Factors associated with HIV drug resistance

We examined individual factors associated with HIVDR in long-term infections. In unadjusted analyses, 51% of respondents with HIVDR had serological evidence of ARVs versus 4% among those without HIVDR (p<0.01). CD4 count was <100 cells/mm3 for 16% of those with HIVDR compared to 3% of those without. Viral subtype G was more likely to have ≥1 DRM than subtype CRF02_AG (p=0.04). HIVDR was also associated with NNRTI use (p<0.001), ART duration (p<0.001), knowledge of HIV status (p<0.001), and geopolitical zone (p=0.01) analyses (Table 1).

After multivariable adjustment, the odds of HIVDR were significantly higher for participants with CD4 counts <100 cells/mm3 (aOR: 3.44, 95% CI: 1.51 – 7.85) and between 100 to 200 cells/mm3 (aOR: 1.84, 95% CI: 1.02 – 3.34) compared to those with CD4 counts >500 cells/mm3. Being on ART (aOR: 14.9, 95% CI: 8.4 – 26.6) and taking ARVs for less than a year (aOR: 4.27, 95% CI: 1.54 – 11.8) were also associated with HIVDR after adjustment (aOR: 4.27, 95% CI: 1.54 – 11.8) (Table 1).

DISCUSSION

Nearly one in five virally unsuppressed Nigerian adults had a drug resistant HIV infection. However, our data indicate lower HIVDR rates compared to earlier studies, which showed that up to 99% of ART-experienced people failing first-line therapy had HIV DRMs [1116]. Prior studies were smaller and were not population-based, which may explain their higher HIVDR prevalence estimates. We also observed HIVDR in 14% of recent infections, which roughly coincides with a recent report of a 20.5% prevalence of TDR in men who have sex with men and transgender women [15].

NNRTI-resistant infections were the most common type of inhibitor-specific HIVDR in our sample, driven primarily by the K103N mutation. NRTI resistance was also common, led by the M184V mutation. The predominance of these two mutations is consistent with several previous reports in Nigeria [11,14,15], whereas other studies noted a stronger predominance of Y181C [13,16,18]. Although the prevalence of NNRTI DRMs in our sample supports the move to dolutegravir-based combinations as first-line ART in Nigeria, resistance to NRTIs may still threaten initial treatment regimens. DRMs conferring resistance to PIs were rare in our sample (1%). PI usage was uncommon in NAIIS, which may suggest a weak selective pressure for PI resistance. Earlier studies report varying levels of PI resistance in Nigeria, possibly due to significant heterogeneity in sample sizes and ART experience [14,17,18]. Two recent studies by Crowell et al. did not detect any PI-associated DRMs [11,15].

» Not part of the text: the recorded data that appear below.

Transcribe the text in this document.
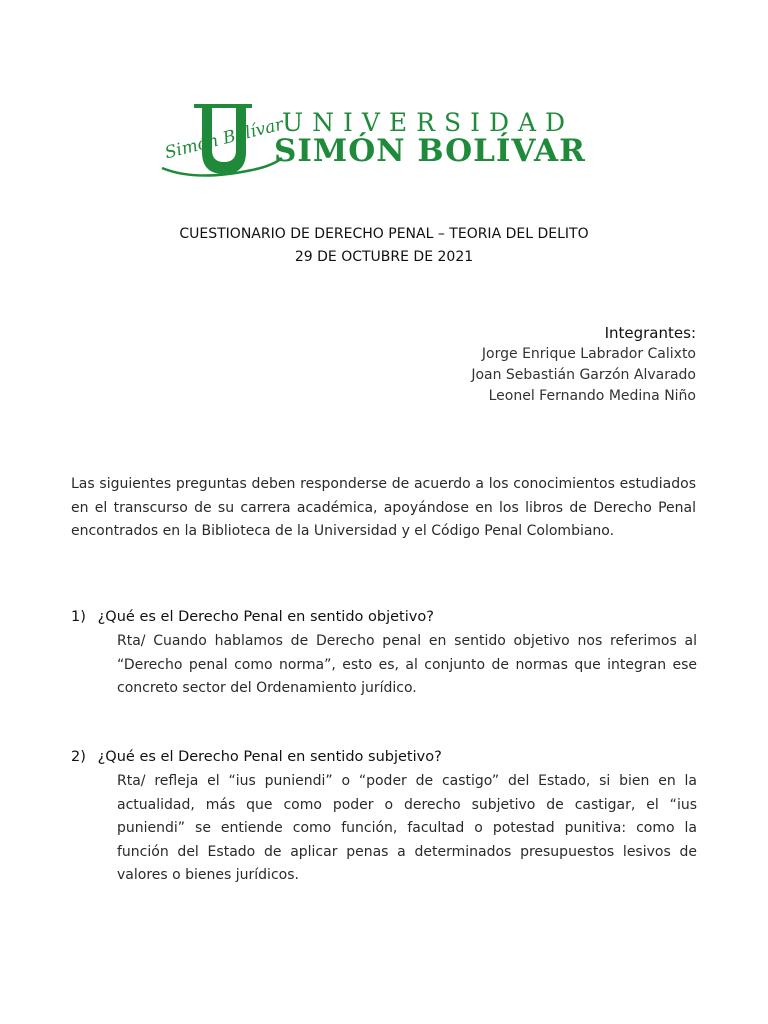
Simón Bolívar
UNIVERSIDAD
SIMÓN BOLÍVAR
CUESTIONARIO DE DERECHO PENAL – TEORIA DEL DELITO
29 DE OCTUBRE DE 2021
Integrantes:
Jorge Enrique Labrador Calixto
Joan Sebastián Garzón Alvarado
Leonel Fernando Medina Niño
Las siguientes preguntas deben responderse de acuerdo a los conocimientos estudiados en el transcurso de su carrera académica, apoyándose en los libros de Derecho Penal encontrados en la Biblioteca de la Universidad y el Código Penal Colombiano.
1) ¿Qué es el Derecho Penal en sentido objetivo?
Rta/ Cuando hablamos de Derecho penal en sentido objetivo nos referimos al “Derecho penal como norma”, esto es, al conjunto de normas que integran ese concreto sector del Ordenamiento jurídico.
2) ¿Qué es el Derecho Penal en sentido subjetivo?
Rta/ refleja el “ius puniendi” o “poder de castigo” del Estado, si bien en la actualidad, más que como poder o derecho subjetivo de castigar, el “ius puniendi” se entiende como función, facultad o potestad punitiva: como la función del Estado de aplicar penas a determinados presupuestos lesivos de valores o bienes jurídicos.
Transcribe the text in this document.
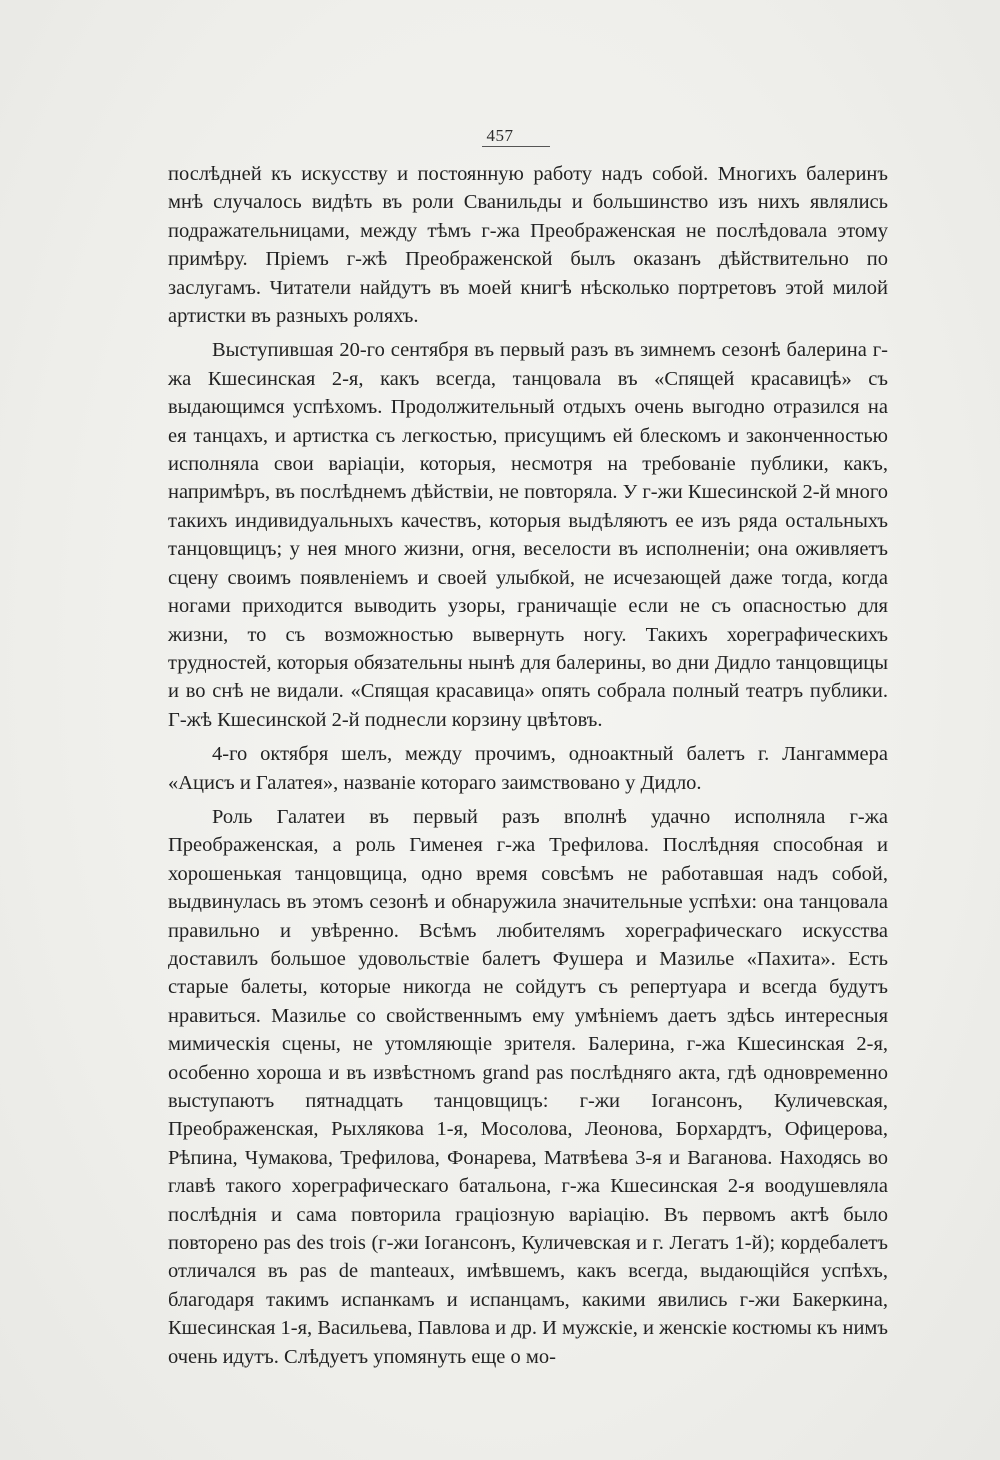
457

послѣдней къ искусству и постоянную работу надъ собой. Многихъ балеринъ мнѣ случалось видѣть въ роли Сванильды и большинство изъ нихъ являлись подражательницами, между тѣмъ г-жа Преображенская не послѣдовала этому примѣру. Пріемъ г-жѣ Преображенской былъ оказанъ дѣйствительно по заслугамъ. Читатели найдутъ въ моей книгѣ нѣсколько портретовъ этой милой артистки въ разныхъ роляхъ.

Выступившая 20-го сентября въ первый разъ въ зимнемъ сезонѣ балерина г-жа Кшесинская 2-я, какъ всегда, танцовала въ «Спящей красавицѣ» съ выдающимся успѣхомъ. Продолжительный отдыхъ очень выгодно отразился на ея танцахъ, и артистка съ легкостью, присущимъ ей блескомъ и законченностью исполняла свои варіаціи, которыя, несмотря на требованіе публики, какъ, напримѣръ, въ послѣднемъ дѣйствіи, не повторяла. У г-жи Кшесинской 2-й много такихъ индивидуальныхъ качествъ, которыя выдѣляютъ ее изъ ряда остальныхъ танцовщицъ; у нея много жизни, огня, веселости въ исполненіи; она оживляетъ сцену своимъ появленіемъ и своей улыбкой, не исчезающей даже тогда, когда ногами приходится выводить узоры, граничащіе если не съ опасностью для жизни, то съ возможностью вывернуть ногу. Такихъ хореграфическихъ трудностей, которыя обязательны нынѣ для балерины, во дни Дидло танцовщицы и во снѣ не видали. «Спящая красавица» опять собрала полный театръ публики. Г-жѣ Кшесинской 2-й поднесли корзину цвѣтовъ.

4-го октября шелъ, между прочимъ, одноактный балетъ г. Лангаммера «Ацисъ и Галатея», названіе котораго заимствовано у Дидло.

Роль Галатеи въ первый разъ вполнѣ удачно исполняла г-жа Преображенская, а роль Гименея г-жа Трефилова. Послѣдняя способная и хорошенькая танцовщица, одно время совсѣмъ не работавшая надъ собой, выдвинулась въ этомъ сезонѣ и обнаружила значительные успѣхи: она танцовала правильно и увѣренно. Всѣмъ любителямъ хореграфическаго искусства доставилъ большое удовольствіе балетъ Фушера и Мазилье «Пахита». Есть старые балеты, которые никогда не сойдутъ съ репертуара и всегда будутъ нравиться. Мазилье со свойственнымъ ему умѣніемъ даетъ здѣсь интересныя мимическія сцены, не утомляющіе зрителя. Балерина, г-жа Кшесинская 2-я, особенно хороша и въ извѣстномъ grand pas послѣдняго акта, гдѣ одновременно выступаютъ пятнадцать танцовщицъ: г-жи Іогансонъ, Куличевская, Преображенская, Рыхлякова 1-я, Мосолова, Леонова, Борхардтъ, Офицерова, Рѣпина, Чумакова, Трефилова, Фонарева, Матвѣева 3-я и Ваганова. Находясь во главѣ такого хореграфическаго батальона, г-жа Кшесинская 2-я воодушевляла послѣднія и сама повторила граціозную варіацію. Въ первомъ актѣ было повторено pas des trois (г-жи Іогансонъ, Куличевская и г. Легатъ 1-й); кордебалетъ отличался въ pas de manteaux, имѣвшемъ, какъ всегда, выдающійся успѣхъ, благодаря такимъ испанкамъ и испанцамъ, какими явились г-жи Бакеркина, Кшесинская 1-я, Васильева, Павлова и др. И мужскіе, и женскіе костюмы къ нимъ очень идутъ. Слѣдуетъ упомянуть еще о мо-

Despite low ART uptake overall, more than half of the people with HIVDR were taking ARVs at the time of sample collection. These people were considered to be failing treatment. Our observation is in agreement with canonical knowledge of HIVDR, as the most common scenarios that give rise to DRMs are poor adherence to treatment and maintenance of a failing ART regimen [7,9,10,24,25].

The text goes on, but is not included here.